The Transportation Security Administration on Thursday reminded officials charged with securing mass transit around the country to be aware of security issues as the country enters the busy holiday travel season. There was no specific threat behind the warning.
The reminder came in a bulletin that the agency already issued earlier this year, Transportation Security Administrator John Pistole said.
The intelligence community does not currently know of a specific threat to mass transit, according to a counterterrorism official who spoke on condition of anonymity because he was not authorized to speak publicly about intelligence.
"It's something that we've seen in reporting over time that terrorists, around the world, clearly, are interested because of the accessibility, the open architecture, of both buses and rail, and so we try again to work with our state and local counterparts as best we can," Pistole told an audience at an event hosted by the Homeland Security Policy Institute at George Washington University.
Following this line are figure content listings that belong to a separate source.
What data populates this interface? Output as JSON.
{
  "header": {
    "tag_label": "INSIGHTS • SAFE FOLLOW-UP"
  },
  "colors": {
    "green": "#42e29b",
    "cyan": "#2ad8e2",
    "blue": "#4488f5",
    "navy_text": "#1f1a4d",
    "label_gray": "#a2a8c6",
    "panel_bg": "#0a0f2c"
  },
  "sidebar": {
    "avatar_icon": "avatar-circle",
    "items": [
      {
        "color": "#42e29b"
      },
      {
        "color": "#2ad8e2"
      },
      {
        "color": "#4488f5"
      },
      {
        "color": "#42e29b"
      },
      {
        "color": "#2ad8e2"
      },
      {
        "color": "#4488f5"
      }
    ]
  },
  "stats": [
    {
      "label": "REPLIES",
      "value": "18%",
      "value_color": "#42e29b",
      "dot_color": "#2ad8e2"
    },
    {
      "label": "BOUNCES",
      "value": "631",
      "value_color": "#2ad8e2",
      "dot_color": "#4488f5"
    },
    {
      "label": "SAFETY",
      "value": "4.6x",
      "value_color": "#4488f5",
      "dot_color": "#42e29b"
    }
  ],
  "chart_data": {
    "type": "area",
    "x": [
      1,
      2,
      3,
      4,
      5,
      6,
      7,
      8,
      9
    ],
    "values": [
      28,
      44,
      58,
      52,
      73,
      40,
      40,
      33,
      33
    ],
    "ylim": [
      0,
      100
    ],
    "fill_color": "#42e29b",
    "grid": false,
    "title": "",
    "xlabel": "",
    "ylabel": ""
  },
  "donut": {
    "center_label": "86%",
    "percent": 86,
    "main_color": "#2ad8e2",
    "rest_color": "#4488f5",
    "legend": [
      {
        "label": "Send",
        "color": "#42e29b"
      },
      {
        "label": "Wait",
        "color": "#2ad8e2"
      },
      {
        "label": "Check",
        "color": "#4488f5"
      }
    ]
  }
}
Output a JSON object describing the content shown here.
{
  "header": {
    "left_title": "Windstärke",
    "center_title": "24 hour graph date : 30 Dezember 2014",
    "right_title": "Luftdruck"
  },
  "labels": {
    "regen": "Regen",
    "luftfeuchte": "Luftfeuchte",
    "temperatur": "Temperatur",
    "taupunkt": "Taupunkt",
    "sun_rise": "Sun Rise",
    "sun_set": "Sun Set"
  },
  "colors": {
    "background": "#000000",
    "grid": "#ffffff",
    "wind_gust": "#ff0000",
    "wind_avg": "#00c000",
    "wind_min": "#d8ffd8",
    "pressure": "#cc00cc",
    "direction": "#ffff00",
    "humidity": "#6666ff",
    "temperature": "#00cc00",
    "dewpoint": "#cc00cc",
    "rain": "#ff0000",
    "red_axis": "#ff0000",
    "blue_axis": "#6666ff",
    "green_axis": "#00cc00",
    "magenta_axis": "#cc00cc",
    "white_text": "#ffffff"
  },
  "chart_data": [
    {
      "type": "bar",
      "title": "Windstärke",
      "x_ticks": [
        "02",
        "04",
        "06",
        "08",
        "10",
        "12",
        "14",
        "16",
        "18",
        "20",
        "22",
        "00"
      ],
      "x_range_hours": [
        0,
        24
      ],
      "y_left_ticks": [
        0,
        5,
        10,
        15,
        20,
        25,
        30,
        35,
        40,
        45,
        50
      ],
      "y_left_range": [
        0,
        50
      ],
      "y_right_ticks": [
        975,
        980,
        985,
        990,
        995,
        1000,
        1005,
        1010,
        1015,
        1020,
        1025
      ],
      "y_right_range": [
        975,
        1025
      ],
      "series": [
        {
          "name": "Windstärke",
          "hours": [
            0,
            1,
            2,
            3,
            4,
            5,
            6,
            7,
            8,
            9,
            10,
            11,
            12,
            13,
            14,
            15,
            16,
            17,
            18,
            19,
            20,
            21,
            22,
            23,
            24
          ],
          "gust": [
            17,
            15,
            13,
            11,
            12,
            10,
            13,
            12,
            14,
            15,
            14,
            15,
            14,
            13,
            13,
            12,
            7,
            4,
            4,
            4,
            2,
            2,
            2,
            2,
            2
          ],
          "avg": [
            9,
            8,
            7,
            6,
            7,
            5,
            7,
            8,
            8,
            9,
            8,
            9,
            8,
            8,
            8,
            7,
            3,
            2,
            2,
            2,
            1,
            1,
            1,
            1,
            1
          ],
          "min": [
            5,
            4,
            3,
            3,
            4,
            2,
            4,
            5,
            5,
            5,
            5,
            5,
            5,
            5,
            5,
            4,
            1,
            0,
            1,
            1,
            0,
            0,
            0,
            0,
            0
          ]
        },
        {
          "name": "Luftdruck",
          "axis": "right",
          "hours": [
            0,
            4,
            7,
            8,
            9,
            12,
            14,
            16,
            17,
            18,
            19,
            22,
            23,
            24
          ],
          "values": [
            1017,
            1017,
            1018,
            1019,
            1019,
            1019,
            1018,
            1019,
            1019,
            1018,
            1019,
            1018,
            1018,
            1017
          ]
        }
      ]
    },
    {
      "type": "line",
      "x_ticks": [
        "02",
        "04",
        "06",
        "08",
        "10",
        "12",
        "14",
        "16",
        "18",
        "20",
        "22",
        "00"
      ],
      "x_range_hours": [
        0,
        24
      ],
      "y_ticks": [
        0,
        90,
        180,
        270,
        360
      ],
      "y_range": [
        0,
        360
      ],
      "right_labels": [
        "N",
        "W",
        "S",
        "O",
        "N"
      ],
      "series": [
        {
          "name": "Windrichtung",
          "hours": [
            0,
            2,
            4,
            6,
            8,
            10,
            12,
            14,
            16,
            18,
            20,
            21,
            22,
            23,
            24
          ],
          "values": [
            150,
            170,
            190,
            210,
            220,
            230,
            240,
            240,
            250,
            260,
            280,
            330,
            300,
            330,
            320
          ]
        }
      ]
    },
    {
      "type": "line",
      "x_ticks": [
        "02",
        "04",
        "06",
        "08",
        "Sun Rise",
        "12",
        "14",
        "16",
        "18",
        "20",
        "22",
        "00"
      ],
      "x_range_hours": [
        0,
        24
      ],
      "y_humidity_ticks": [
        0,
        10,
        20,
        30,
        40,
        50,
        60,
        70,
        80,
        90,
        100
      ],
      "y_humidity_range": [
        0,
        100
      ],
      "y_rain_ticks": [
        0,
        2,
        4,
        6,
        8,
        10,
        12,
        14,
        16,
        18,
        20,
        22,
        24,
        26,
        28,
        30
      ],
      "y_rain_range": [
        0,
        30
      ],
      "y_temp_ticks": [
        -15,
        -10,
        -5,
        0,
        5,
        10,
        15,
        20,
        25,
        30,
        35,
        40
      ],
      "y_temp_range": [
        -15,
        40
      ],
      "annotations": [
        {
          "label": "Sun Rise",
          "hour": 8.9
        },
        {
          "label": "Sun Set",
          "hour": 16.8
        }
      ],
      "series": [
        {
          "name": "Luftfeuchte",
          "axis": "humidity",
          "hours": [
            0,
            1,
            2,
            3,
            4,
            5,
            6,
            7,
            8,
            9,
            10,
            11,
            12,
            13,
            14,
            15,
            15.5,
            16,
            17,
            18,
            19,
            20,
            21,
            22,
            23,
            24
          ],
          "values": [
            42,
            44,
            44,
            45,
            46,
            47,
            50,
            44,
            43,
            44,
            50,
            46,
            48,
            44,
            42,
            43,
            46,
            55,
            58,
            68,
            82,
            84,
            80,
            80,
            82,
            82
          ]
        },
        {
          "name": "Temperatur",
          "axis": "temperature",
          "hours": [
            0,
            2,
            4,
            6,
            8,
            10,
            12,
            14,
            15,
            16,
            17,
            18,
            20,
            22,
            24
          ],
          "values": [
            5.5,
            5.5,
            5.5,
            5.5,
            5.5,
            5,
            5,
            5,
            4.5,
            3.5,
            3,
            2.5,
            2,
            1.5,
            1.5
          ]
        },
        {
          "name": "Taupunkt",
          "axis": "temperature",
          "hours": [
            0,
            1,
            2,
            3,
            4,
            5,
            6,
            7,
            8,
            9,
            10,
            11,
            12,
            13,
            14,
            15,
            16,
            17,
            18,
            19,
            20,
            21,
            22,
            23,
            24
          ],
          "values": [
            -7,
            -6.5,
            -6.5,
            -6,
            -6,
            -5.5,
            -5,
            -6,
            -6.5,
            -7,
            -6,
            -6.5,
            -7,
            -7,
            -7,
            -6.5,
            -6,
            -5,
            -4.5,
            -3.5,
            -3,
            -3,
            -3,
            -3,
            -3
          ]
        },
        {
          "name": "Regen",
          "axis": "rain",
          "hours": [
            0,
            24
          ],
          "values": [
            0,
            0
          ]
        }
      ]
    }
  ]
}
Buses and rail systems have been targeted by terrorists in the U.S. and overseas. Evidence found in Osama bin Laden's compound after he was killed in May showed that al-Qaida was looking at the structures of trains and train tracks, seeking the best spot for a derailment that would kill the most people.
In March, two U.S. airmen were killed at the Frankfurt, Germany, airport when a man opened fire on them at close range with a handgun after the attacker got into an argument with them outside their military bus. And in October, a Taliban suicide bomber rammed a vehicle loaded with explosives into an armored NATO bus on a busy thoroughfare in Kabul, Afghanistan, killing 17 people, including a dozen Americans.
Generally, the TSA sends warnings to state and local law enforcement and others charged with securing transportation systems. They are often reminders to be on the lookout for suspicious activity and are not always prompted by intelligence about a specific threat or plot.